Hitowa kolejka


31 stycznia 2014 Hitowa kolejka

Kolejna tegoroczna runda Primera Divisiion zapowiada się niezwykle ciekawie. Nawet najbardziej wybredni kibice nie będą mieli prawa narzekać, gdyż czekają nas starcia Atletico – Real Sociedad, Atletic –Real Madryt czy Barcelona – Valencia.


Udostępnij na Udostępnij na

Czy Messi wreszcie się przełamie?
Czy Messi wreszcie się przełamie? (fot. Marca.com)

Emocje w tej kolejce zainauguruje starcie na Camp Nou. Gospodarze od dłuższego czasu mają problemy z koncentracją, czego efektem są dość głupio tracone bramki.
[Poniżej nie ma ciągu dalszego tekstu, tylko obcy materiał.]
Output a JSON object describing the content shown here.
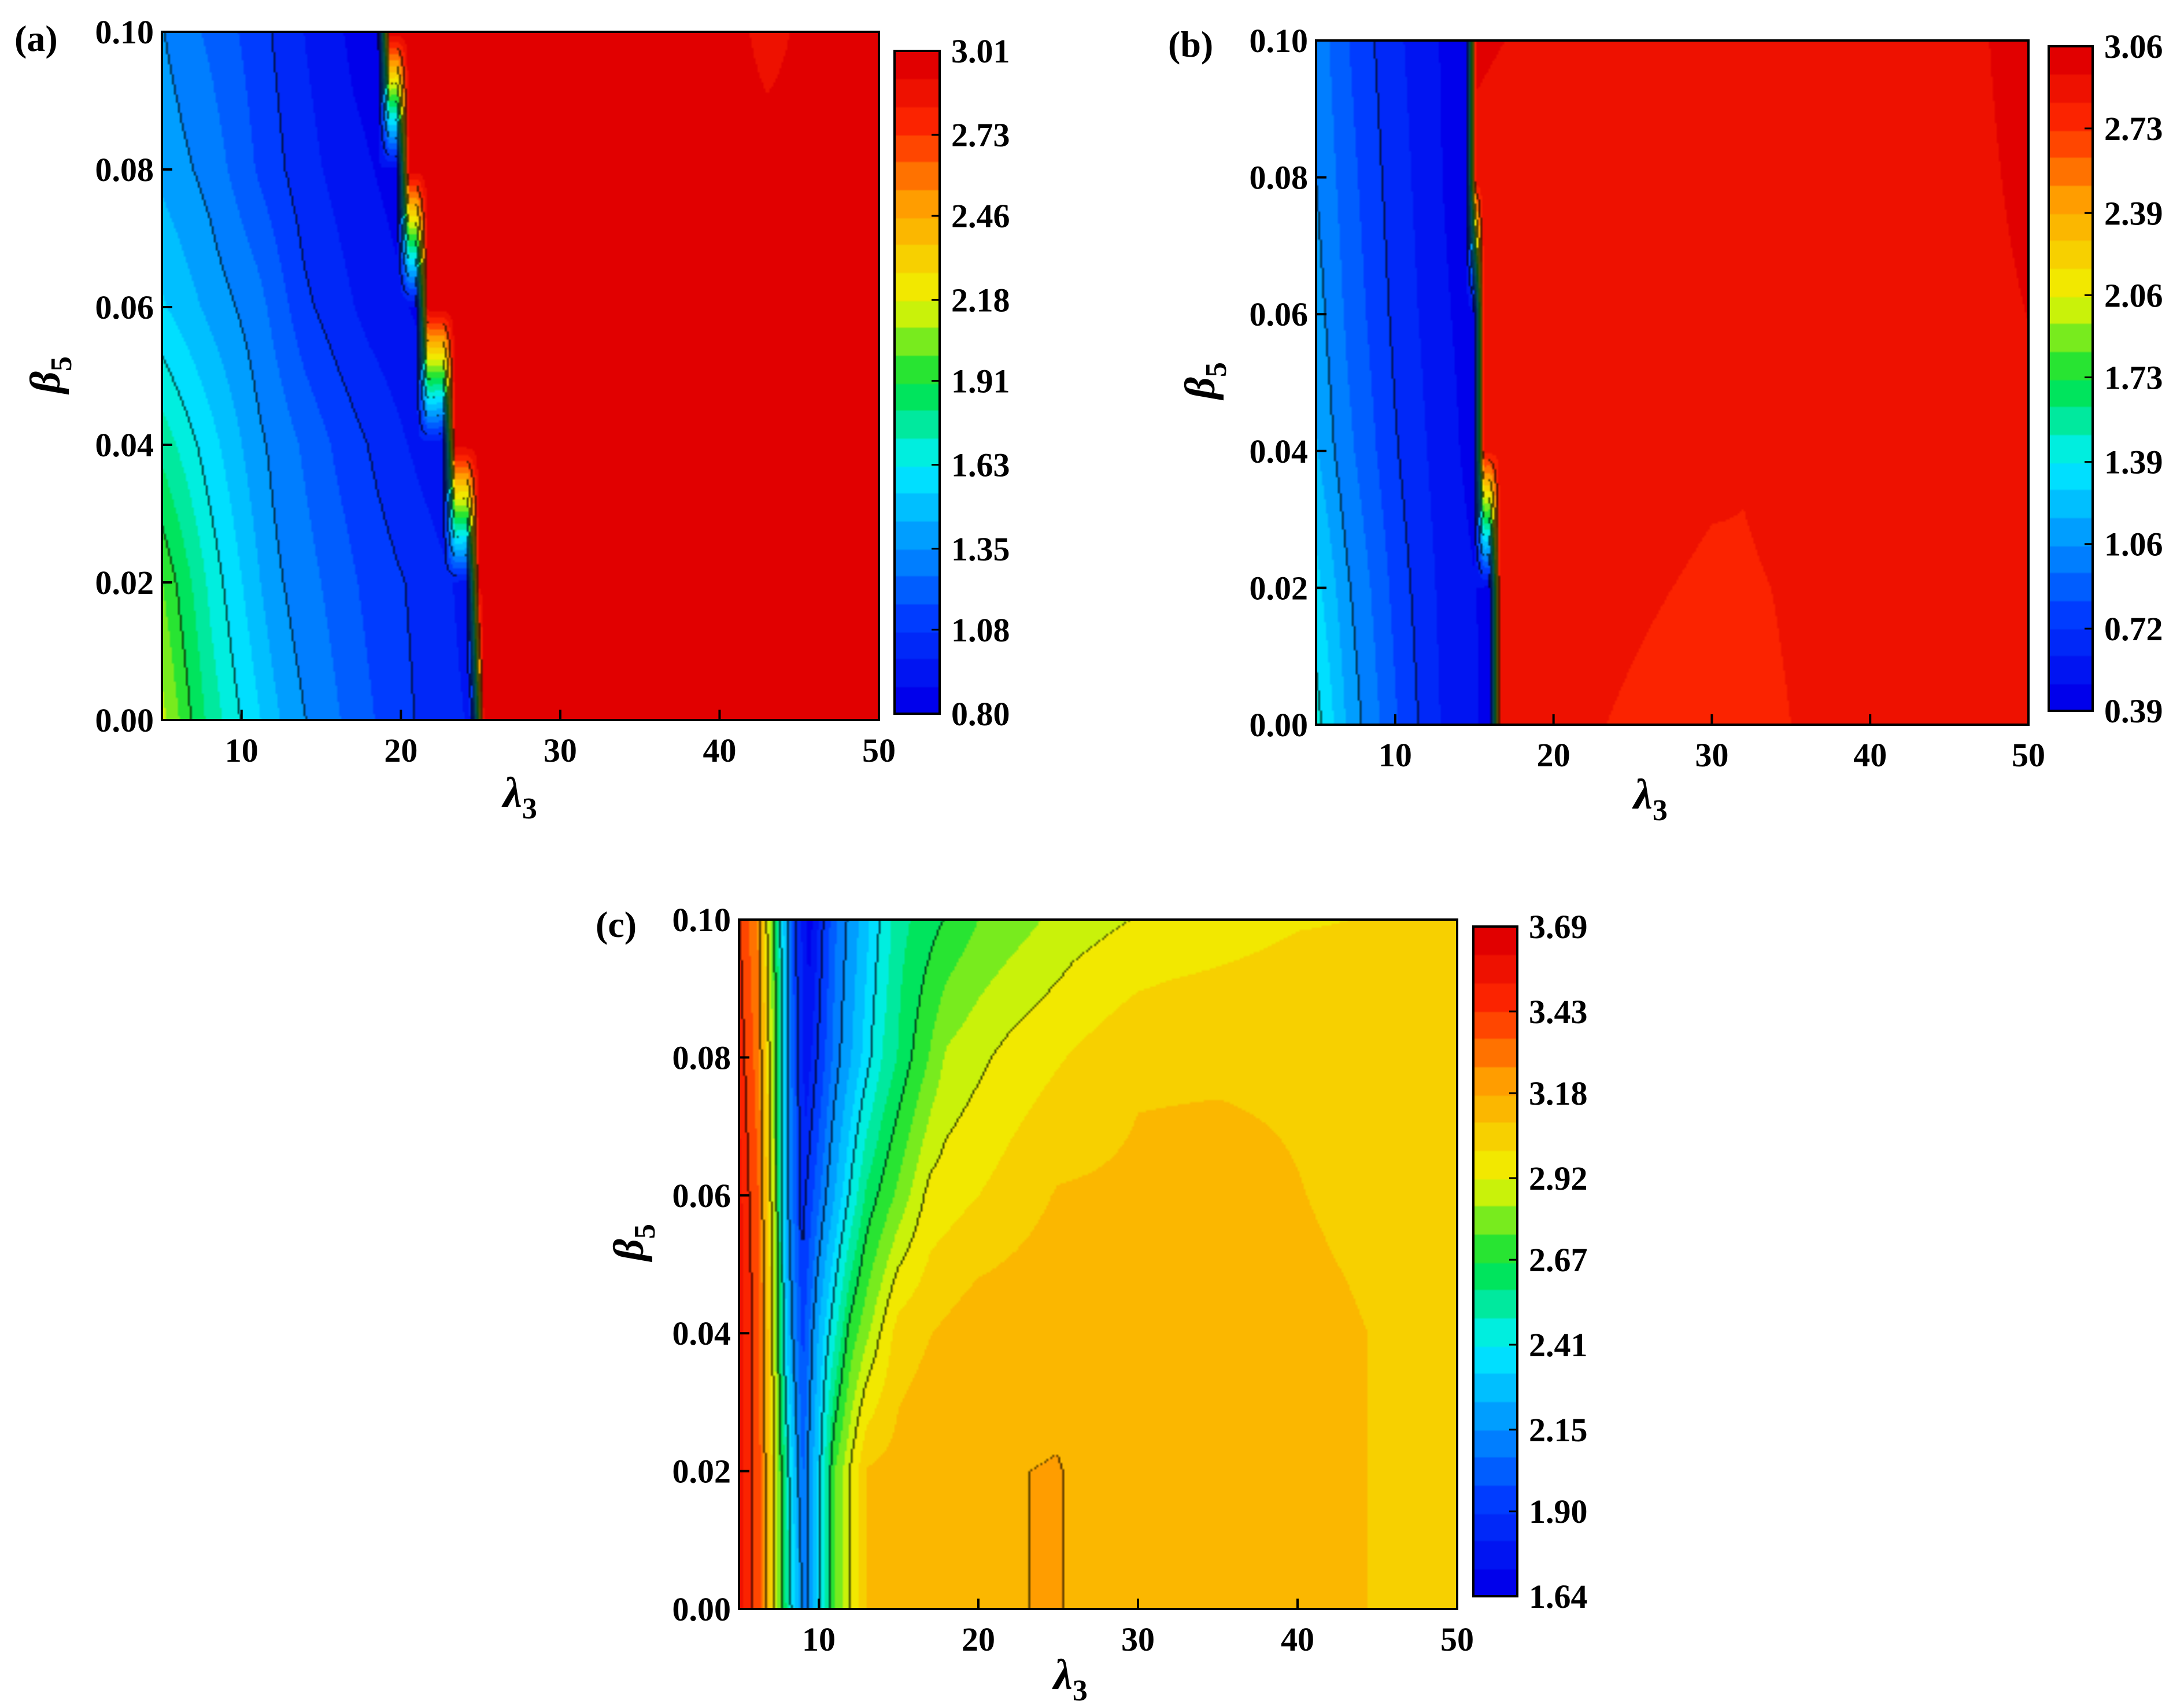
{
  "figure": {
    "background": "#ffffff"
  },
  "chart_data": [
    {
      "type": "heatmap",
      "panel_label": "(a)",
      "x_symbol": "λ",
      "x_subscript": "3",
      "y_symbol": "β",
      "y_subscript": "5",
      "x_range": [
        5,
        50
      ],
      "y_range": [
        0.0,
        0.1
      ],
      "x_ticks": [
        10,
        20,
        30,
        40,
        50
      ],
      "x_tick_labels": [
        "10",
        "20",
        "30",
        "40",
        "50"
      ],
      "y_ticks": [
        0.0,
        0.02,
        0.04,
        0.06,
        0.08,
        0.1
      ],
      "y_tick_labels": [
        "0.00",
        "0.02",
        "0.04",
        "0.06",
        "0.08",
        "0.10"
      ],
      "colorbar_ticks": [
        3.01,
        2.73,
        2.46,
        2.18,
        1.91,
        1.63,
        1.35,
        1.08,
        0.8
      ],
      "colorbar_tick_labels": [
        "3.01",
        "2.73",
        "2.46",
        "2.18",
        "1.91",
        "1.63",
        "1.35",
        "1.08",
        "0.80"
      ],
      "colorbar_range": [
        0.8,
        3.01
      ],
      "surface": {
        "y_grid": [
          0.0,
          0.02,
          0.04,
          0.06,
          0.08,
          0.1
        ],
        "profiles": [
          [
            [
              5,
              2.12
            ],
            [
              8,
              1.78
            ],
            [
              13,
              1.4
            ],
            [
              19,
              1.14
            ],
            [
              22,
              1.04
            ],
            [
              24.5,
              0.97
            ],
            [
              25.2,
              2.95
            ],
            [
              30,
              2.98
            ],
            [
              45,
              2.93
            ],
            [
              50,
              2.92
            ]
          ],
          [
            [
              5,
              2.0
            ],
            [
              8,
              1.7
            ],
            [
              12,
              1.38
            ],
            [
              18,
              1.14
            ],
            [
              22,
              1.03
            ],
            [
              24.2,
              0.95
            ],
            [
              24.9,
              2.95
            ],
            [
              30,
              2.98
            ],
            [
              45,
              2.94
            ],
            [
              50,
              2.93
            ]
          ],
          [
            [
              5,
              1.78
            ],
            [
              8,
              1.58
            ],
            [
              11,
              1.38
            ],
            [
              16,
              1.15
            ],
            [
              20,
              1.0
            ],
            [
              22.7,
              0.9
            ],
            [
              23.4,
              2.96
            ],
            [
              30,
              2.98
            ],
            [
              45,
              2.95
            ],
            [
              50,
              2.94
            ]
          ],
          [
            [
              5,
              1.55
            ],
            [
              8,
              1.42
            ],
            [
              11,
              1.3
            ],
            [
              14,
              1.1
            ],
            [
              18,
              0.95
            ],
            [
              21.0,
              0.88
            ],
            [
              21.7,
              2.97
            ],
            [
              30,
              2.98
            ],
            [
              45,
              2.95
            ],
            [
              50,
              2.95
            ]
          ],
          [
            [
              5,
              1.42
            ],
            [
              8,
              1.32
            ],
            [
              11,
              1.16
            ],
            [
              14,
              1.02
            ],
            [
              17,
              0.92
            ],
            [
              19.8,
              0.86
            ],
            [
              20.5,
              2.97
            ],
            [
              30,
              2.98
            ],
            [
              40,
              2.97
            ],
            [
              50,
              2.95
            ]
          ],
          [
            [
              5,
              1.36
            ],
            [
              8,
              1.24
            ],
            [
              11,
              1.12
            ],
            [
              14,
              0.98
            ],
            [
              17,
              0.87
            ],
            [
              18.6,
              0.84
            ],
            [
              19.3,
              2.97
            ],
            [
              30,
              2.98
            ],
            [
              40,
              2.98
            ],
            [
              43,
              2.88
            ],
            [
              46,
              2.96
            ],
            [
              50,
              2.95
            ]
          ]
        ]
      }
    },
    {
      "type": "heatmap",
      "panel_label": "(b)",
      "x_symbol": "λ",
      "x_subscript": "3",
      "y_symbol": "β",
      "y_subscript": "5",
      "x_range": [
        5,
        50
      ],
      "y_range": [
        0.0,
        0.1
      ],
      "x_ticks": [
        10,
        20,
        30,
        40,
        50
      ],
      "x_tick_labels": [
        "10",
        "20",
        "30",
        "40",
        "50"
      ],
      "y_ticks": [
        0.0,
        0.02,
        0.04,
        0.06,
        0.08,
        0.1
      ],
      "y_tick_labels": [
        "0.00",
        "0.02",
        "0.04",
        "0.06",
        "0.08",
        "0.10"
      ],
      "colorbar_ticks": [
        3.06,
        2.73,
        2.39,
        2.06,
        1.73,
        1.39,
        1.06,
        0.72,
        0.39
      ],
      "colorbar_tick_labels": [
        "3.06",
        "2.73",
        "2.39",
        "2.06",
        "1.73",
        "1.39",
        "1.06",
        "0.72",
        "0.39"
      ],
      "colorbar_range": [
        0.39,
        3.06
      ],
      "surface": {
        "y_grid": [
          0.0,
          0.02,
          0.04,
          0.06,
          0.08,
          0.1
        ],
        "profiles": [
          [
            [
              5,
              1.45
            ],
            [
              7,
              1.15
            ],
            [
              10,
              0.85
            ],
            [
              13,
              0.6
            ],
            [
              16.0,
              0.47
            ],
            [
              16.6,
              2.85
            ],
            [
              20,
              2.85
            ],
            [
              28,
              2.82
            ],
            [
              36,
              2.84
            ],
            [
              50,
              2.9
            ]
          ],
          [
            [
              5,
              1.32
            ],
            [
              7,
              1.08
            ],
            [
              10,
              0.8
            ],
            [
              13,
              0.58
            ],
            [
              16.0,
              0.47
            ],
            [
              16.6,
              2.86
            ],
            [
              20,
              2.86
            ],
            [
              30,
              2.83
            ],
            [
              40,
              2.85
            ],
            [
              50,
              2.92
            ]
          ],
          [
            [
              5,
              1.18
            ],
            [
              7,
              0.98
            ],
            [
              10,
              0.74
            ],
            [
              13,
              0.55
            ],
            [
              15.0,
              0.46
            ],
            [
              15.6,
              2.88
            ],
            [
              22,
              2.87
            ],
            [
              32,
              2.84
            ],
            [
              42,
              2.87
            ],
            [
              50,
              2.93
            ]
          ],
          [
            [
              5,
              1.12
            ],
            [
              7,
              0.92
            ],
            [
              10,
              0.7
            ],
            [
              13,
              0.52
            ],
            [
              15.0,
              0.45
            ],
            [
              15.6,
              2.9
            ],
            [
              22,
              2.88
            ],
            [
              34,
              2.86
            ],
            [
              44,
              2.9
            ],
            [
              50,
              2.95
            ]
          ],
          [
            [
              5,
              1.06
            ],
            [
              7,
              0.88
            ],
            [
              10,
              0.67
            ],
            [
              13,
              0.5
            ],
            [
              14.5,
              0.44
            ],
            [
              15.1,
              2.93
            ],
            [
              20,
              2.9
            ],
            [
              36,
              2.87
            ],
            [
              46,
              2.92
            ],
            [
              50,
              2.97
            ]
          ],
          [
            [
              5,
              1.02
            ],
            [
              7,
              0.84
            ],
            [
              10,
              0.64
            ],
            [
              13,
              0.49
            ],
            [
              14.5,
              0.43
            ],
            [
              15.1,
              2.96
            ],
            [
              20,
              2.93
            ],
            [
              38,
              2.88
            ],
            [
              47,
              2.94
            ],
            [
              50,
              2.99
            ]
          ]
        ]
      }
    },
    {
      "type": "heatmap",
      "panel_label": "(c)",
      "x_symbol": "λ",
      "x_subscript": "3",
      "y_symbol": "β",
      "y_subscript": "5",
      "x_range": [
        5,
        50
      ],
      "y_range": [
        0.0,
        0.1
      ],
      "x_ticks": [
        10,
        20,
        30,
        40,
        50
      ],
      "x_tick_labels": [
        "10",
        "20",
        "30",
        "40",
        "50"
      ],
      "y_ticks": [
        0.0,
        0.02,
        0.04,
        0.06,
        0.08,
        0.1
      ],
      "y_tick_labels": [
        "0.00",
        "0.02",
        "0.04",
        "0.06",
        "0.08",
        "0.10"
      ],
      "colorbar_ticks": [
        3.69,
        3.43,
        3.18,
        2.92,
        2.67,
        2.41,
        2.15,
        1.9,
        1.64
      ],
      "colorbar_tick_labels": [
        "3.69",
        "3.43",
        "3.18",
        "2.92",
        "2.67",
        "2.41",
        "2.15",
        "1.90",
        "1.64"
      ],
      "colorbar_range": [
        1.64,
        3.69
      ],
      "surface": {
        "y_grid": [
          0.0,
          0.02,
          0.04,
          0.06,
          0.08,
          0.1
        ],
        "profiles": [
          [
            [
              5,
              3.55
            ],
            [
              6.2,
              3.4
            ],
            [
              7.2,
              2.95
            ],
            [
              8.2,
              2.45
            ],
            [
              9.2,
              2.1
            ],
            [
              10,
              2.35
            ],
            [
              11,
              2.75
            ],
            [
              13,
              3.1
            ],
            [
              18,
              3.17
            ],
            [
              25,
              3.18
            ],
            [
              29,
              3.15
            ],
            [
              33,
              3.12
            ],
            [
              43,
              3.1
            ],
            [
              50,
              3.06
            ]
          ],
          [
            [
              5,
              3.55
            ],
            [
              6.2,
              3.4
            ],
            [
              7.2,
              2.95
            ],
            [
              8.2,
              2.4
            ],
            [
              9.0,
              2.05
            ],
            [
              10,
              2.35
            ],
            [
              11,
              2.75
            ],
            [
              13,
              3.1
            ],
            [
              18,
              3.17
            ],
            [
              25,
              3.18
            ],
            [
              29,
              3.15
            ],
            [
              34,
              3.12
            ],
            [
              43,
              3.1
            ],
            [
              50,
              3.06
            ]
          ],
          [
            [
              5,
              3.55
            ],
            [
              6.2,
              3.4
            ],
            [
              7.2,
              2.9
            ],
            [
              8.0,
              2.3
            ],
            [
              9.0,
              1.95
            ],
            [
              10,
              2.25
            ],
            [
              12,
              2.7
            ],
            [
              15,
              3.05
            ],
            [
              20,
              3.15
            ],
            [
              25,
              3.16
            ],
            [
              35,
              3.13
            ],
            [
              43,
              3.1
            ],
            [
              50,
              3.06
            ]
          ],
          [
            [
              5,
              3.55
            ],
            [
              6.2,
              3.35
            ],
            [
              7.2,
              2.85
            ],
            [
              8.0,
              2.2
            ],
            [
              9.0,
              1.85
            ],
            [
              10.5,
              2.15
            ],
            [
              13,
              2.6
            ],
            [
              17,
              2.95
            ],
            [
              25,
              3.1
            ],
            [
              35,
              3.12
            ],
            [
              43,
              3.08
            ],
            [
              50,
              3.05
            ]
          ],
          [
            [
              5,
              3.5
            ],
            [
              6.2,
              3.3
            ],
            [
              7.2,
              2.8
            ],
            [
              8.2,
              2.1
            ],
            [
              9.2,
              1.75
            ],
            [
              11,
              2.1
            ],
            [
              14,
              2.5
            ],
            [
              18,
              2.85
            ],
            [
              22,
              2.95
            ],
            [
              30,
              3.08
            ],
            [
              40,
              3.08
            ],
            [
              50,
              3.04
            ]
          ],
          [
            [
              5,
              3.45
            ],
            [
              6.2,
              3.25
            ],
            [
              7.2,
              2.7
            ],
            [
              8.4,
              1.95
            ],
            [
              9.4,
              1.68
            ],
            [
              11,
              2.05
            ],
            [
              15,
              2.55
            ],
            [
              20,
              2.75
            ],
            [
              26,
              2.88
            ],
            [
              32,
              2.95
            ],
            [
              40,
              3.0
            ],
            [
              50,
              3.02
            ]
          ]
        ]
      }
    }
  ]
}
W ofensywie podopieczni Gerardo Martino spisują się jednak z meczu na mecz coraz lepiej i te błędy z defensywy udaje się niwelować. Teraz jednak po potyczkach z Levante zadanie o wiele trudniejsze, bowiem do stolicy Katalonii przyjeżdża Valencia. Oczywiście nie jest to zespół taki jak jeszcze kilkanaście miesięcy temu, ale cały czas zdolny do sprawienia niespodzianki. Tym bardziej, że udało się im pozyskać byłego piłkarza „Blaugrany”, Seydou Keitę, ale nie ma pewności czy będzie on gotowy na sobotni pojedynek. Oba zespoły wystąpią w zasadzie w najsilniejszych składach, po stronie Barcelony zabraknie Neymara, zaś w szeregach „Nietoperzy” Pereiry zawieszonego za kartki.

Czy Pawłowski dostanie kolejną szansę od trenera?
Czy Pawłowski dostanie kolejną szansę od trenera? (fot. Marca.com)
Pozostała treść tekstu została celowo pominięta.